Monday, 16 July 2012

Madame Defarge strikes again

Last week I was at the Llangollen International Eisteddfod.  I've been going there since I was a baby and during my teens (at the height of my embroidery obsession) I used to take my latest project with me and sit in the pavilion during the competitions and stitch.  We always sit in the same block and over the years have got to know the others that also sit in the area and a lovely man from Windsor, who we'd see there with his wife every year, started to call me Madame Defarge, from A Tale of Two Cities, because I'd stitch while the competitors danced/sang - a bit like the character knitting while the poor victims of la guillotine faced their terrible fate.

So, Madame Defarge was back again at Llangollen last week, stitching away as the choristers and dancers fought it out for first prize!  And I made some progress on my sampler (which will be the sister sampler to the one in 'They're changing guard at Buckingham Palace') at last.  I still have a way to go, but considering I'd only managed a couple of letters of the alphabet border and the bulk of the name before last week, I'm quite pleased with my progress.






Wednesday, 11 July 2012

“A man is known by the books he reads” - Ralph Waldo Emerson*

I know that this is meant to be a craft blog, and that I got distracted by the roses in the garden the other week.  Well, it has happened again, but this time it isn't the garden that has distracted me (well, how could it with this weather?!), but books.

I've been looking at all sorts of lovely blogs and pinterest boards recently, and quite a lot of them also mention books they've read/are reading/enjoy.  So, I've decided to do the same - we'll see how well I keep it up in the months to come!

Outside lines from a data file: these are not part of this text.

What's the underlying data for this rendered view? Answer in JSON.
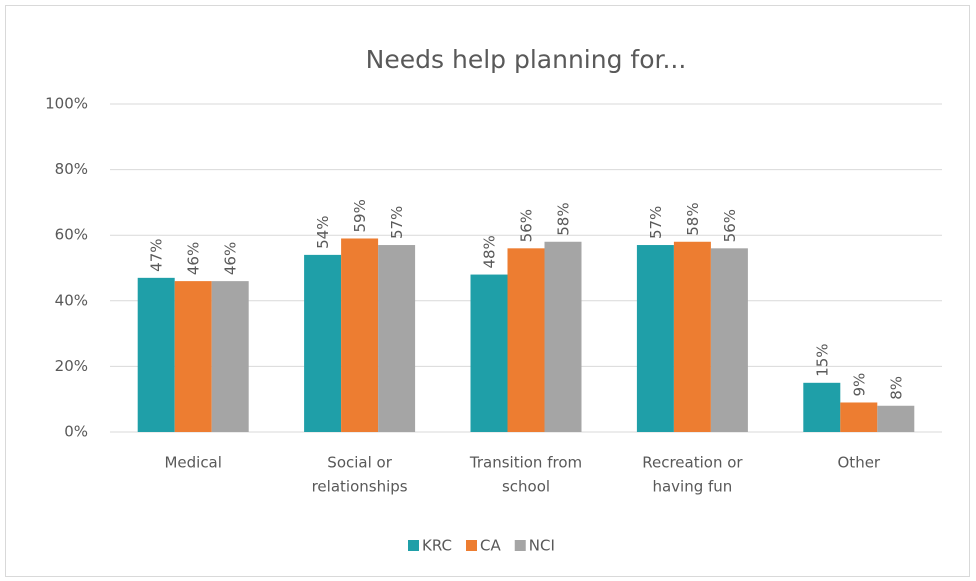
{
  "chart_data": {
    "type": "bar",
    "title": "Needs help planning for...",
    "categories": [
      [
        "Medical"
      ],
      [
        "Social or",
        "relationships"
      ],
      [
        "Transition from",
        "school"
      ],
      [
        "Recreation or",
        "having fun"
      ],
      [
        "Other"
      ]
    ],
    "series": [
      {
        "name": "KRC",
        "color": "#1f9fa8",
        "values": [
          47,
          54,
          48,
          57,
          15
        ],
        "value_labels": [
          "47%",
          "54%",
          "48%",
          "57%",
          "15%"
        ]
      },
      {
        "name": "CA",
        "color": "#ed7d31",
        "values": [
          46,
          59,
          56,
          58,
          9
        ],
        "value_labels": [
          "46%",
          "59%",
          "56%",
          "58%",
          "9%"
        ]
      },
      {
        "name": "NCI",
        "color": "#a5a5a5",
        "values": [
          46,
          57,
          58,
          56,
          8
        ],
        "value_labels": [
          "46%",
          "57%",
          "58%",
          "56%",
          "8%"
        ]
      }
    ],
    "ylim": [
      0,
      100
    ],
    "yticks": [
      {
        "value": 0,
        "label": "0%"
      },
      {
        "value": 20,
        "label": "20%"
      },
      {
        "value": 40,
        "label": "40%"
      },
      {
        "value": 60,
        "label": "60%"
      },
      {
        "value": 80,
        "label": "80%"
      },
      {
        "value": 100,
        "label": "100%"
      }
    ],
    "grid": true,
    "legend": "bottom"
  }
}
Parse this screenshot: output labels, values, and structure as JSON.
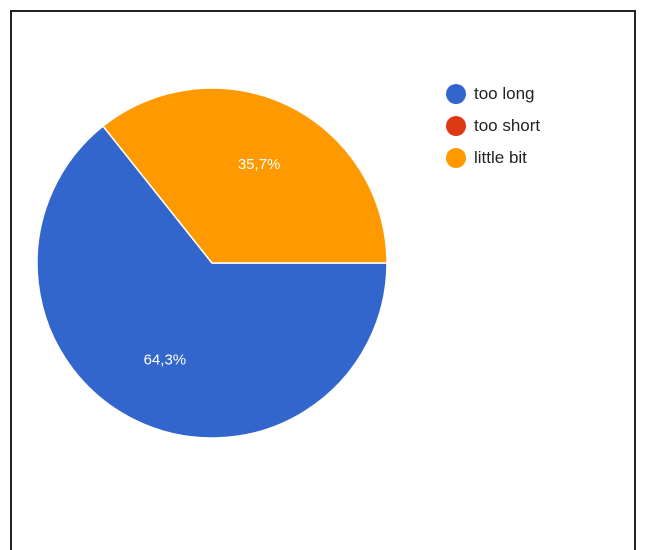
{
  "chart_data": {
    "type": "pie",
    "slices": [
      {
        "label": "too long",
        "value": 64.3,
        "display": "64,3%",
        "color": "#3366cc"
      },
      {
        "label": "too short",
        "value": 0,
        "display": "",
        "color": "#dc3912"
      },
      {
        "label": "little bit",
        "value": 35.7,
        "display": "35,7%",
        "color": "#ff9900"
      }
    ],
    "legend_position": "right"
  }
}
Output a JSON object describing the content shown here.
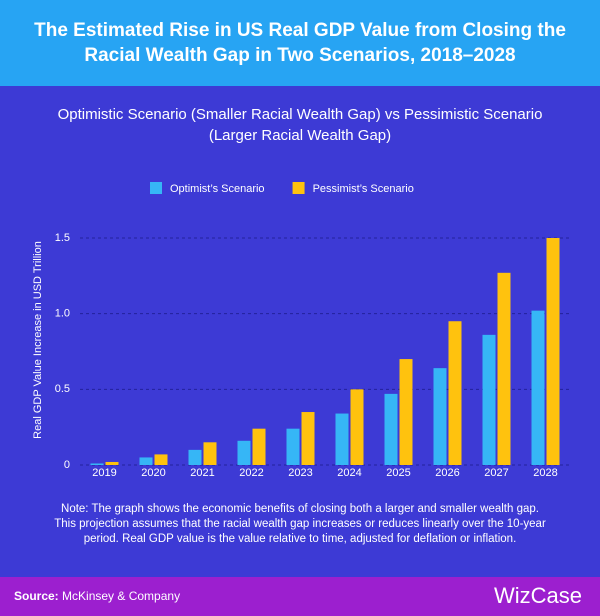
{
  "chart_data": {
    "type": "bar",
    "title": "The Estimated Rise in US Real GDP Value from Closing the Racial Wealth Gap in Two Scenarios, 2018–2028",
    "subtitle": "Optimistic Scenario (Smaller Racial Wealth Gap) vs Pessimistic Scenario (Larger Racial Wealth Gap)",
    "y_label": "Real GDP Value Increase in USD Trillion",
    "categories": [
      "2019",
      "2020",
      "2021",
      "2022",
      "2023",
      "2024",
      "2025",
      "2026",
      "2027",
      "2028"
    ],
    "series": [
      {
        "name": "Optimist’s Scenario",
        "color": "#36b6f6",
        "values": [
          0.01,
          0.05,
          0.1,
          0.16,
          0.24,
          0.34,
          0.47,
          0.64,
          0.86,
          1.02
        ]
      },
      {
        "name": "Pessimist’s Scenario",
        "color": "#ffc20e",
        "values": [
          0.02,
          0.07,
          0.15,
          0.24,
          0.35,
          0.5,
          0.7,
          0.95,
          1.27,
          1.5
        ]
      }
    ],
    "ylim": [
      0,
      1.5
    ],
    "yticks": [
      0,
      0.5,
      {
        "value": 1,
        "label": "1.0"
      },
      1.5
    ],
    "grid": true,
    "legend": "top",
    "note": "Note: The graph shows the economic benefits of closing both a larger and smaller wealth gap. This projection assumes that the racial wealth gap increases or reduces linearly over the 10-year period. Real GDP value is the value relative to time, adjusted for deflation or inflation.",
    "source_label": "Source:",
    "source": "McKinsey & Company",
    "logo": "WizCase"
  }
}
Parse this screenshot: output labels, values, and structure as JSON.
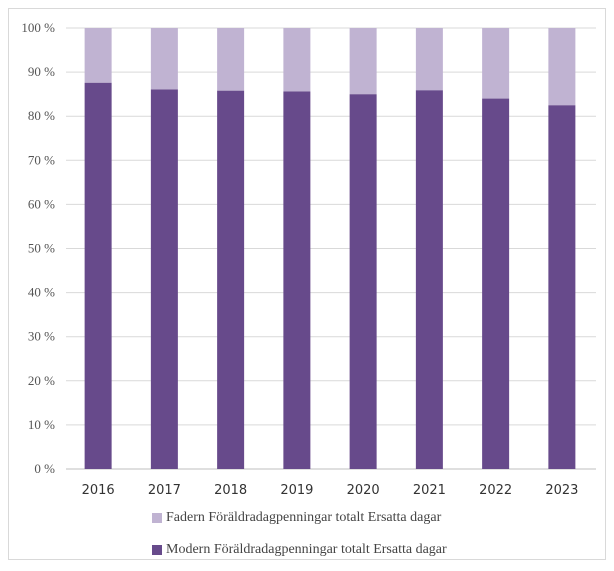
{
  "chart_data": {
    "type": "bar",
    "stacked": true,
    "categories": [
      "2016",
      "2017",
      "2018",
      "2019",
      "2020",
      "2021",
      "2022",
      "2023"
    ],
    "series": [
      {
        "name": "Modern Föräldradagpenningar totalt Ersatta dagar",
        "color": "#674a8b",
        "values": [
          87.6,
          86.1,
          85.8,
          85.6,
          85.0,
          85.9,
          84.0,
          82.5
        ]
      },
      {
        "name": "Fadern Föräldradagpenningar totalt Ersatta dagar",
        "color": "#c0b3d2",
        "values": [
          12.4,
          13.9,
          14.2,
          14.4,
          15.0,
          14.1,
          16.0,
          17.5
        ]
      }
    ],
    "ylim": [
      0,
      100
    ],
    "yticks": [
      0,
      10,
      20,
      30,
      40,
      50,
      60,
      70,
      80,
      90,
      100
    ],
    "ytick_labels": [
      "0 %",
      "10 %",
      "20 %",
      "30 %",
      "40 %",
      "50 %",
      "60 %",
      "70 %",
      "80 %",
      "90 %",
      "100 %"
    ],
    "grid": true,
    "legend_position": "bottom",
    "legend_order": [
      1,
      0
    ]
  }
}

So, since the beginning of June I've read ...
Julie & Julia - Julie Powell (the book of the film about French cookery that stars Meryl Streep)
Das Caffeehaus - Roman Rausch (a German novel about a ... you guessed it ... a coffee house, set in Würzburg, where I lived for a year)
Code to Zero - Ken Follett (I'd already read this, but hadn't listed it so thought I'd missed it!)
White Out - Ken Follett
Neverwhere - Neil Gaiman
Auf der anderen Seite ist das Gras viel grüner - Kerstin Gier (another German novel - chick lit this time)

I'm rather proud that I've managed to read two novels in German in as many months.  It has been ages since I've read in German for pleasure and high time too.  Whenever I go there, I buy myself some books in the hope that I'll read them and improve my German, but they seem to end up collecting dust on the bookshelves.  I bought the first over the Jubilee weekend when I was in Würzburg and the author is from the town, so it is lovely to read about familiar places/streets.  The second was bought on my birthday trip to Berlin in the autumn and had been waiting patiently for me to finish a fascinating (but heavy) diary of a women in that city at the end of WWII (need I mention, that I still haven't finished it?)

We have a library at the office where people donate books and you can borrow them for as long as you want (v, v handy!).  That is where I got the two Ken Follett books.  I've read quite a few of his books and tend to buy them in charity shops or jumble sales, but the office library is another great place for them.  As I mention above, I keep a list of books I've read dating back to just after my graduation when I felt I could finally read whatever I wanted, rather than what was on a reading list!  Somehow or other, though, I noticed recently that quite a few of my favourite authors' books hadn't been listed - hence how I thought I hadn't read Code to Zero.

*When I was looking for a quote as the title of this post, I was tempted by Maud Casey's "I was born with a reading list I will never finish" - like so many lists in my life!